The French Senate has adopted President Emmanuel Macron‘s unpopular pension reform plan in the wake of a seventh day of demonstrations.
The plan, which will see the retirement age raised by two years to 64, was passed by members of the upper house of the French Parliament with 195 votes for and 112 against.
The protests – and rolling strikes that have affected refineries, public transport and garbage collections – aimed to pressure the government to withdraw the pension plan, which it said was essential to ensure the pension system does not run out of money.
“After hundreds of hours of discussions, the Senate adopted the pension reform plan,” Prime Minister Elisabeth Borne wrote on Twitter.
“It is a key step to make a reform happen that will guarantee the future of our pension system.”
Borne said she was “totally committed to ensure the text will be definitively adopted in the coming days”.
Now that the Senate has adopted the bill, it will be reviewed by a joint committee of lower and upper house lawmakers, probably on Wednesday.

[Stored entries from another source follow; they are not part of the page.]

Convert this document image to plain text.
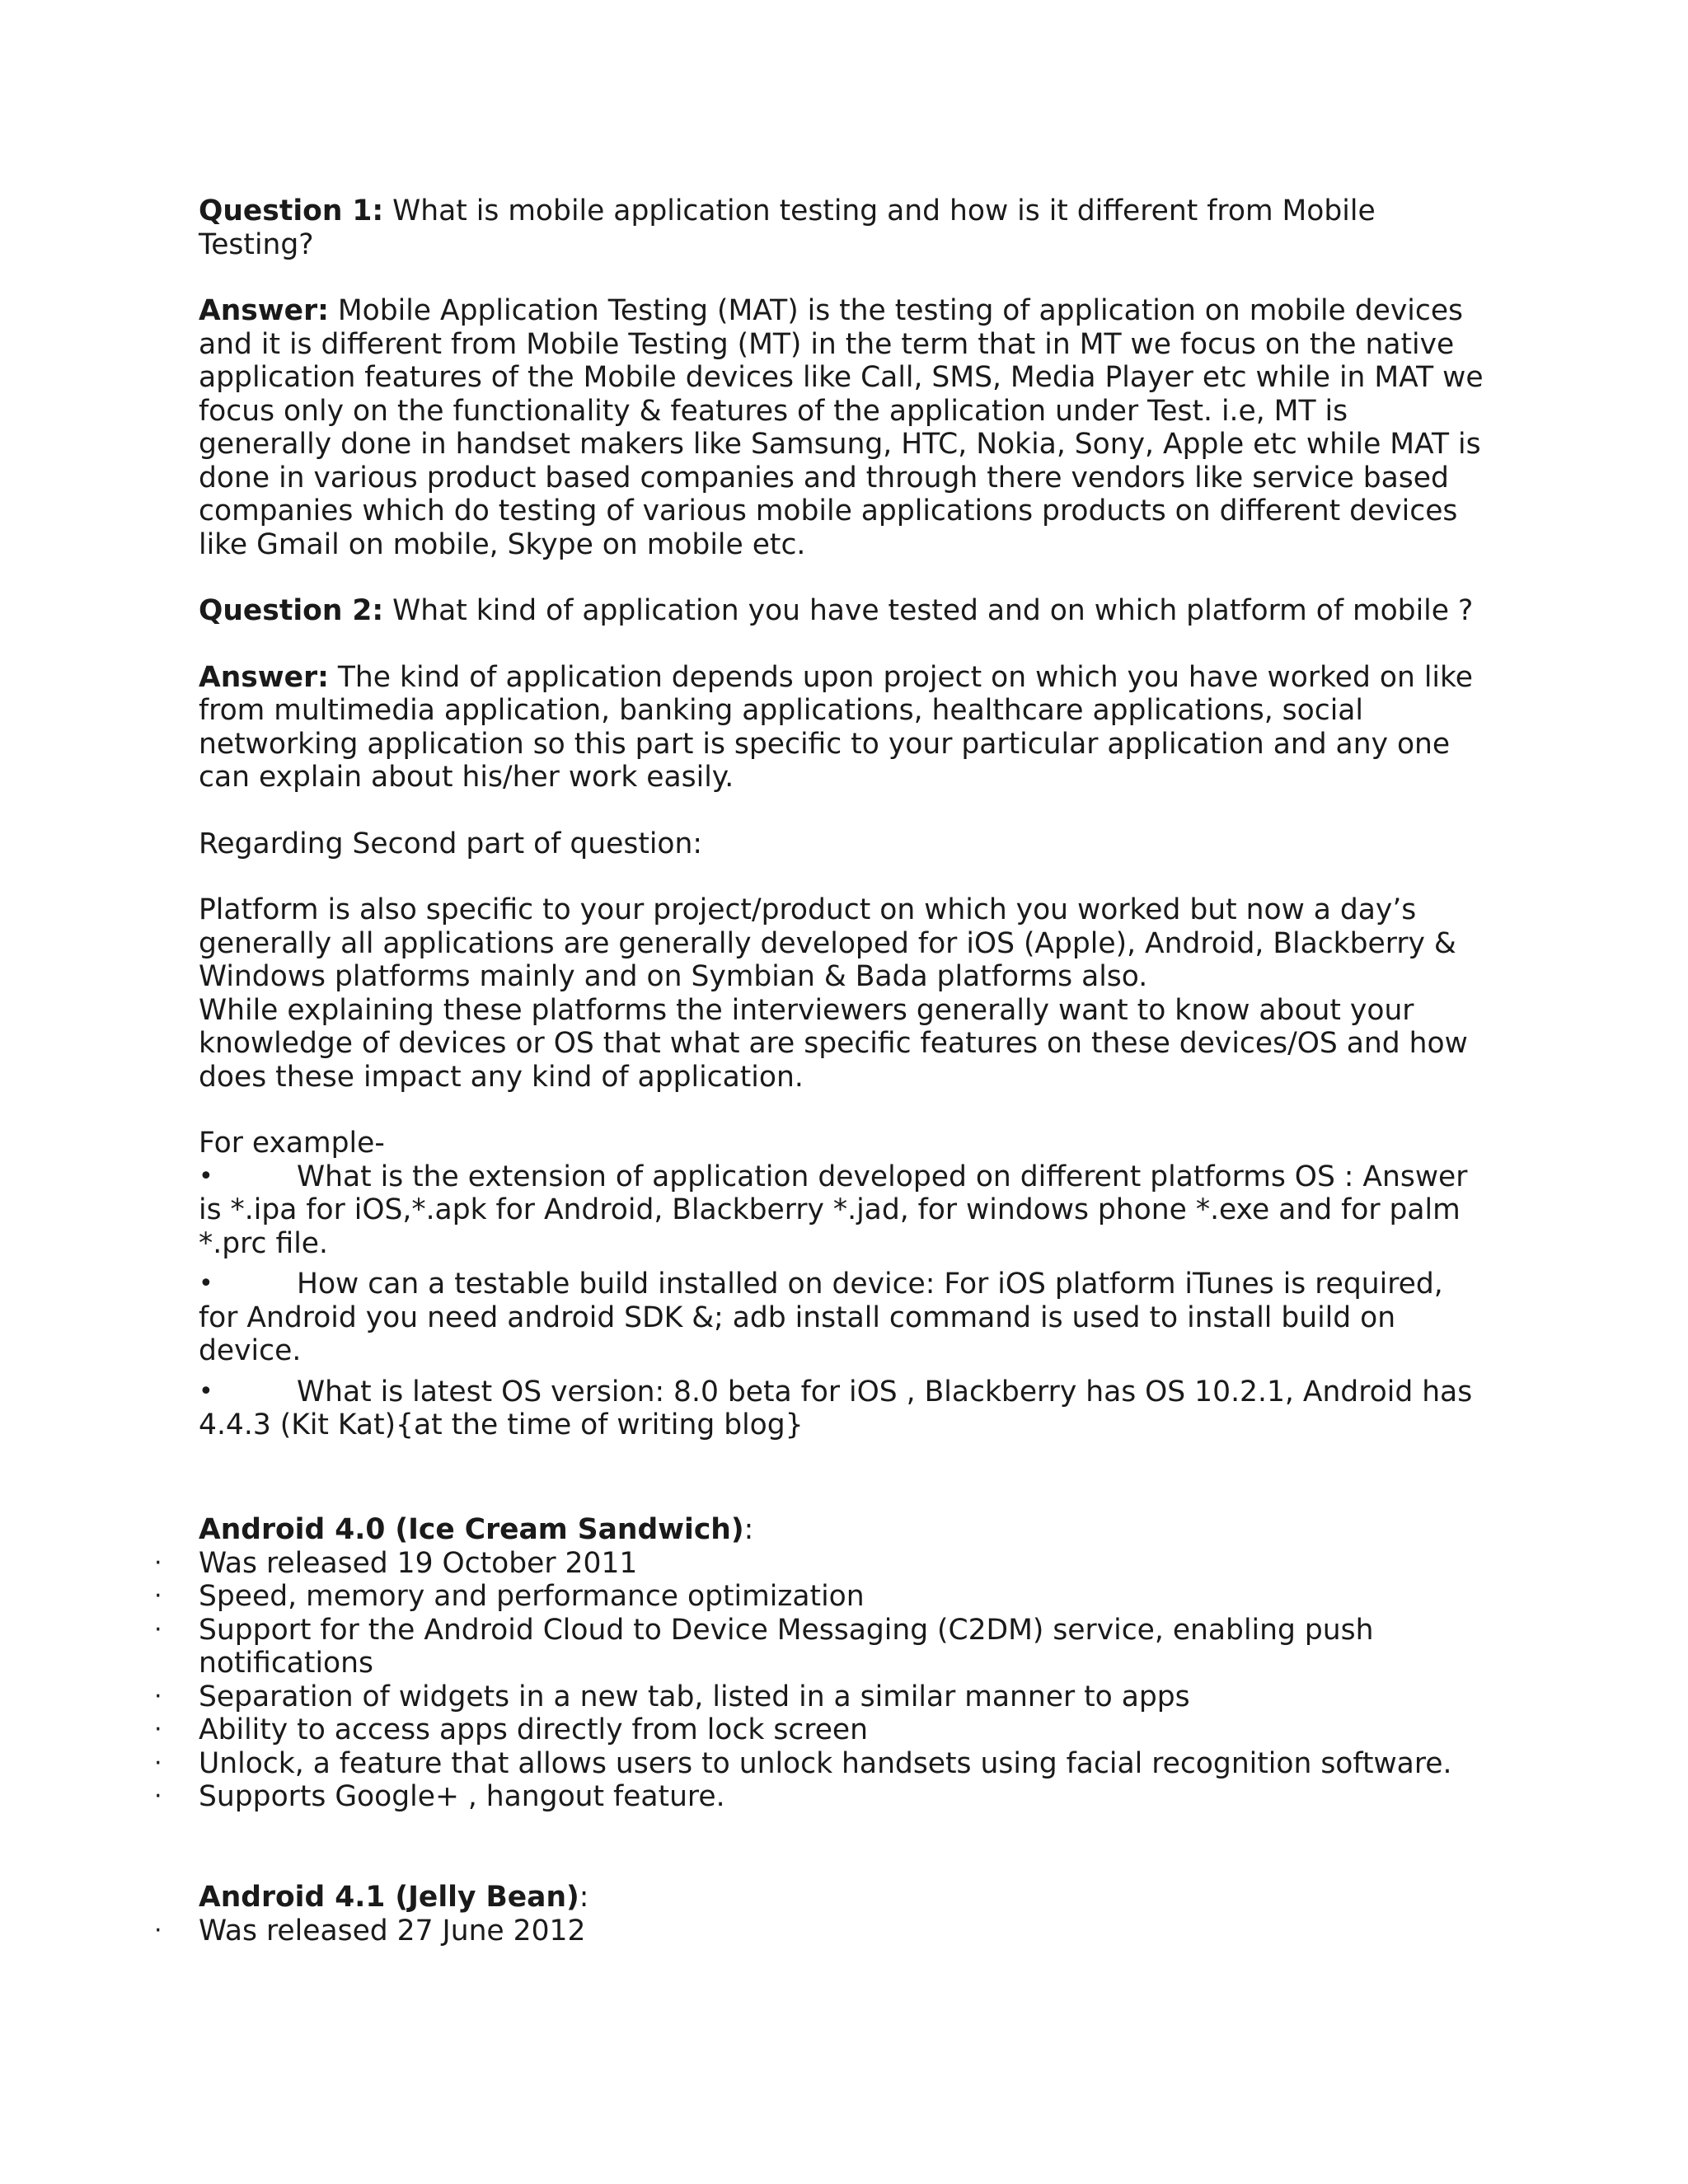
Question 1: What is mobile application testing and how is it different from Mobile Testing?

Answer: Mobile Application Testing (MAT) is the testing of application on mobile devices and it is different from Mobile Testing (MT) in the term that in MT we focus on the native application features of the Mobile devices like Call, SMS, Media Player etc while in MAT we focus only on the functionality & features of the application under Test. i.e, MT is generally done in handset makers like Samsung, HTC, Nokia, Sony, Apple etc while MAT is done in various product based companies and through there vendors like service based companies which do testing of various mobile applications products on different devices like Gmail on mobile, Skype on mobile etc.

Question 2: What kind of application you have tested and on which platform of mobile ?

Answer: The kind of application depends upon project on which you have worked on like from multimedia application, banking applications, healthcare applications, social networking application so this part is specific to your particular application and any one can explain about his/her work easily.

Regarding Second part of question:

Platform is also specific to your project/product on which you worked but now a day’s generally all applications are generally developed for iOS (Apple), Android, Blackberry & Windows platforms mainly and on Symbian & Bada platforms also.

While explaining these platforms the interviewers generally want to know about your knowledge of devices or OS that what are specific features on these devices/OS and how does these impact any kind of application.

For example-

•	What is the extension of application developed on different platforms OS : Answer is *.ipa for iOS,*.apk for Android, Blackberry *.jad, for windows phone *.exe and for palm *.prc file.
•	How can a testable build installed on device: For iOS platform iTunes is required, for Android you need android SDK &; adb install command is used to install build on device.
•	What is latest OS version: 8.0 beta for iOS , Blackberry has OS 10.2.1, Android has 4.4.3 (Kit Kat){at the time of writing blog}

Android 4.0 (Ice Cream Sandwich):

· Was released 19 October 2011
· Speed, memory and performance optimization
· Support for the Android Cloud to Device Messaging (C2DM) service, enabling push notifications
· Separation of widgets in a new tab, listed in a similar manner to apps
· Ability to access apps directly from lock screen
· Unlock, a feature that allows users to unlock handsets using facial recognition software.
· Supports Google+ , hangout feature.

Android 4.1 (Jelly Bean):

· Was released 27 June 2012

If the committee agrees on a text, a final vote in both chambers is likely to take place on Thursday, but the outcome of that still seems uncertain in the lower chamber, the National Assembly, where Macron’s party needs allies’ votes for a majority.
If the government fears it won’t have enough votes in the lower house, it is still possible for it to push the text through without a parliamentary vote, via a so-called 49:3 procedure.
An additional day of nationwide strikes and protests was planned for Wednesday.
According to figures from the interior ministry, 368,000 demonstrators marched through various cities on Saturday.
Authorities had expected up to a million people to take part.
As with the previous protests, Saturday’s events were free of any major scuffles with the police.
On Tuesday, 1.28 million people took to the streets, the highest turnout since the start of the protest movement, according to government figures.
In a joint statement, the French unions, maintaining a rare show of unity since the protest movement was launched at the end of January, called on the government to organise a “citizens’ consultation” as soon as possible.
The unions plan to keep up pressure “and to keep on proving that the vast majority of the population remains determined to say no to the proposed bill”, they said.
Opinion polls show a majority of voters oppose Macron’s plan, while a slim majority supports the strike actions.
A spokesperson for TotalEnergies said strikes continue in the oil major’s French refineries and depots, while public railway operator SNCF said national and regional services would remain heavily disrupted across the weekend.
In Paris, garbage continues to pile up on the streets, with residents seeing a growing presence of rats, according to local media.